The Gaylord Building, constructed in 1838 in the downtown historic district of Lockport, Illinois, and on the canalside there, played a pivotal role in the construction of the Illinois and Michigan Canal. It is on the United States National Register of Historic Places, and is one of 29 Historic Sites of the National Trust for Historic Preservation. It is constructed of yellow limestone, a common construction material in north central Illinois. It has an Italianate three story addition added in 1859. After falling into disrepair, it was the focus of a concerted restoration and preservation effort that began in 1983, which was later noted as setting a model for such efforts.
The Illinois and Michigan Canal, begun in 1836 and finished in 1848, and spanning 96 miles (154 km), was the last link in a waterway connecting the Great Lakes, the Gulf of Mexico via the Port of New Orleans and the Atlantic Ocean via the Port of New York. Lockport, situated about 1/3 of the way from the starting point (the Bridgeport neighborhood in Chicago on the Chicago River) and the end point (LaSalle, Illinois on the Illinois River), was a natural location for canal planning, staging and warehousing operations. The I&M canal headquarters were thus in Lockport.
Little progress on canal construction was made during the first two years,due to difficulties in securing supplies and manpower, most of which had to be brought from the East Coast. In the 1830s, this far west, most areas, even a few miles out from major settlements such as Chicago, were essentially wilderness, and Lockport had no warehouse large enough to house all the materials shipped in to foster canal construction, so the canal authorities decided to build one. There was some controversy at the time over the use of state funds to pay for it.
The choice of material used, given the frontier nature of the town, was surprising to some. However this area of Illinois has large deposits of yellow limestone, in some cases just below the surface. Some sources say the building uses some stone taken directly from the canal excavation. The building was constructed between May and September 1838 under the supervision of two brothers, Erastus and William Newton, who were contractors on the I&M Canal, at a cost of USD $4,014.29, a substantial sum at the time. Use of yellow limestone may have started a trend.

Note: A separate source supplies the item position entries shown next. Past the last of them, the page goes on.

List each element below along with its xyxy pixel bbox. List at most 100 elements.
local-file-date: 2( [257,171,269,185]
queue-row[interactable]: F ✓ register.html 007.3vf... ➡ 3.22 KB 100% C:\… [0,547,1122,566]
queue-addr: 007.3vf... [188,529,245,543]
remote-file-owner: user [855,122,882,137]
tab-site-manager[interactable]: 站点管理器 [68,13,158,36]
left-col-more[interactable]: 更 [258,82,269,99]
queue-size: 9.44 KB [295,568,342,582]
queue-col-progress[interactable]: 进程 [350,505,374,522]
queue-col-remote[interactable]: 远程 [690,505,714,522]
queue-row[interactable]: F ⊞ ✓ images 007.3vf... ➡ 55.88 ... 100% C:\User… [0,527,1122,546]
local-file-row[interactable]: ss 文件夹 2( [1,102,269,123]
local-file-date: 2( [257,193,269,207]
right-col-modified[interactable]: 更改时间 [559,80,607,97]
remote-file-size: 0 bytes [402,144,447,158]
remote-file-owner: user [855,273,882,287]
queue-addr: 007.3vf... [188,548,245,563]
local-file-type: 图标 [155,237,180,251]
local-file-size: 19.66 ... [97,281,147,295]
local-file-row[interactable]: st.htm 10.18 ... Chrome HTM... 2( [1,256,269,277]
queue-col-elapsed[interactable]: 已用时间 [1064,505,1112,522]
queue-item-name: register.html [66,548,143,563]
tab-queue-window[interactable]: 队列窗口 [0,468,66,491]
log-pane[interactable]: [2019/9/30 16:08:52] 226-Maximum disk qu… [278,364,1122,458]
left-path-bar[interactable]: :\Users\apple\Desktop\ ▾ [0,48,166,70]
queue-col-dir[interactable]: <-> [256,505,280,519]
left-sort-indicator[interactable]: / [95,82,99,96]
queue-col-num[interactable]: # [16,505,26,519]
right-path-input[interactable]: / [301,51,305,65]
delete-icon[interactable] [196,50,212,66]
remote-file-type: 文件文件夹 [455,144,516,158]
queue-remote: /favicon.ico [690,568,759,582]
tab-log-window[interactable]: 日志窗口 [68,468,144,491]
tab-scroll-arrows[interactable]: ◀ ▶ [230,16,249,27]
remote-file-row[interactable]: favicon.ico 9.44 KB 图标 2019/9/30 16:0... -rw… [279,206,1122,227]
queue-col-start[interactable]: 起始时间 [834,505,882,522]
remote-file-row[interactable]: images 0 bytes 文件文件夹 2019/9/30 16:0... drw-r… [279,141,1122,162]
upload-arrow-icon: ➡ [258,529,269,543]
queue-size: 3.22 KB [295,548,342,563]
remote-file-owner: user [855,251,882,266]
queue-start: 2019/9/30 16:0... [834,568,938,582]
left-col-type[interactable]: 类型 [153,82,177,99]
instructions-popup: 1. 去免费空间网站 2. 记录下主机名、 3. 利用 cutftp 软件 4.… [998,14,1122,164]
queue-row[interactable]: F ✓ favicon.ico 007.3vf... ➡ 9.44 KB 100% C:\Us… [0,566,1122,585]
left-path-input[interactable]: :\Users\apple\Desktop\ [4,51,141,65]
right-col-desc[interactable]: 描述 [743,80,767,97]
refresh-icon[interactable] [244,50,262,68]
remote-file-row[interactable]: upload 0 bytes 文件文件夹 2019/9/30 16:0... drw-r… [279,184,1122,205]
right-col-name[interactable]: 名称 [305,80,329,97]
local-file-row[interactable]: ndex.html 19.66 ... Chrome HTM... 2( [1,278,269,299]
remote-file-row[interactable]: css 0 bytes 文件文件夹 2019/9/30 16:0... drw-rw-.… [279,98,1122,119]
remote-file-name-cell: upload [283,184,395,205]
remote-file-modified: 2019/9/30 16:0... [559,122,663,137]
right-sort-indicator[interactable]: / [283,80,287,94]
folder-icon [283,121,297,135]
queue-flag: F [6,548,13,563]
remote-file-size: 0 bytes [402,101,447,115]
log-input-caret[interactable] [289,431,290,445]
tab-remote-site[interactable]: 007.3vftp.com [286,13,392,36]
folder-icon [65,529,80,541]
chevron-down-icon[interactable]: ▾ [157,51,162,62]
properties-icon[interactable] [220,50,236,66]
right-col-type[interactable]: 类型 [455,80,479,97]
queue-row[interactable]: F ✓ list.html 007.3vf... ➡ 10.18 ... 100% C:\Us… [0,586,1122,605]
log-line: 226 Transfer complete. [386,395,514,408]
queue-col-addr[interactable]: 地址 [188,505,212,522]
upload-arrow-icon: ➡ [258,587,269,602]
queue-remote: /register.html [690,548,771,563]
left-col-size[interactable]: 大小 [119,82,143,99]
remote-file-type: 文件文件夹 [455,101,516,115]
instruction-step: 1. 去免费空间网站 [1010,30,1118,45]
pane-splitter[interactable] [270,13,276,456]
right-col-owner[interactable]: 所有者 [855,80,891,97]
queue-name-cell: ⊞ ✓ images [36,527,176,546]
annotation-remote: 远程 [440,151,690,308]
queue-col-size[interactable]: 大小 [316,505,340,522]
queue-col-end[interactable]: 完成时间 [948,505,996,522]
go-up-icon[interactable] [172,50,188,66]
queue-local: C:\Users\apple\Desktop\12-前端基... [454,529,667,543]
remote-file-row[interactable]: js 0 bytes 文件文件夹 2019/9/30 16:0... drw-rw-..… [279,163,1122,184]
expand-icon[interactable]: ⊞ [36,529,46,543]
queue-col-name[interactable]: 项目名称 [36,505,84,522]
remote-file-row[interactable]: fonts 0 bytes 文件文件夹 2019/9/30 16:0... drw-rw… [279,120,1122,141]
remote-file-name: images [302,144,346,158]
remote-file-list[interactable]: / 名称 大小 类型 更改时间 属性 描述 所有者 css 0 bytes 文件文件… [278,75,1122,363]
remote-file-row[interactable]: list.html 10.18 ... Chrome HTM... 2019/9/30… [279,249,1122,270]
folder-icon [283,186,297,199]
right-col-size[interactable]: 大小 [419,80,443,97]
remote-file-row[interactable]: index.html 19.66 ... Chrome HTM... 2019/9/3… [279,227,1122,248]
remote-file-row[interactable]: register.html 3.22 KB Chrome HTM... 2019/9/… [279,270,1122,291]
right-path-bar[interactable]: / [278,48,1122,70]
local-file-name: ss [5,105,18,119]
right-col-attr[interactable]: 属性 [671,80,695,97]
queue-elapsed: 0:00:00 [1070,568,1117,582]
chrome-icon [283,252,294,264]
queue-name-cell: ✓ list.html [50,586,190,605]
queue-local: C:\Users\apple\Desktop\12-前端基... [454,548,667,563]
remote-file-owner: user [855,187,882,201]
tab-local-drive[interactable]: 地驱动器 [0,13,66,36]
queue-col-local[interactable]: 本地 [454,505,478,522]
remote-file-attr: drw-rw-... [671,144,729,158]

On completion of the canal in 1848 the building was surplus to requirements, so the Canal Board of Trustees briefly rented, and then sold, the building. It passed through a number of owners, but was owned for a long period in the mid-19th century by George Gaylord (1820–1883), a prominent Lockport merchant, Shortly after Gaylord’s death Norton & Company, who owned other properties in Lockport, bought the building for $7,500. The many warehouses in Lockport were quite busy.
The 1859 addition was in a significantly different style. The property continued to change hands, going through many uses, as a warehouse, machine shop, foundry, printing facility, and finally (with an addition of a third story on the original section) a plumbing supply warehouse.
In 1983 Gaylord Donnelley, George Gaylord's multimillionaire grandson and the retired chairman of Chicago’s R. R. Donnelley & Sons publishing house, became interested in the building (reportedly on the urging of his niece). He formed a private development company, The Gaylord Lockport Company, named for Donnelley’s grandfather, and spent four years and $2.8 million restoring the derelict building to its former beauty, including removing the third story and restoring the roofline as it was in 1859.
At the same time, impetus was growing for the creation of a Heritage Corridor to document, preserve and interpret the I&M Canal, and in 1984 President Ronald Reagan signed the legislation to create it. In 1987 the building opened to the public, featuring the Public Landing restaurant and a museum featuring canal exhibits. Reagan recognized the Gaylord Building and the project by personally presenting Mr. Donnelley with a President’s Award for Historic Preservation, and the project and became a model for preserving historic sites for new uses.
The National Trust for Historic Preservation now owns the Gaylord Building Historic Site and the Canal Corridor Association manages it as part of the Lockport National Historic District . The building is a hub of canal exhibits, tours and programs. The canal trail runs past the building along the old canal towpath, and it leads visitors to other parts of historic downtown Lockport, including the Norton Building, home to the Illinois State Museum Lockport Gallery.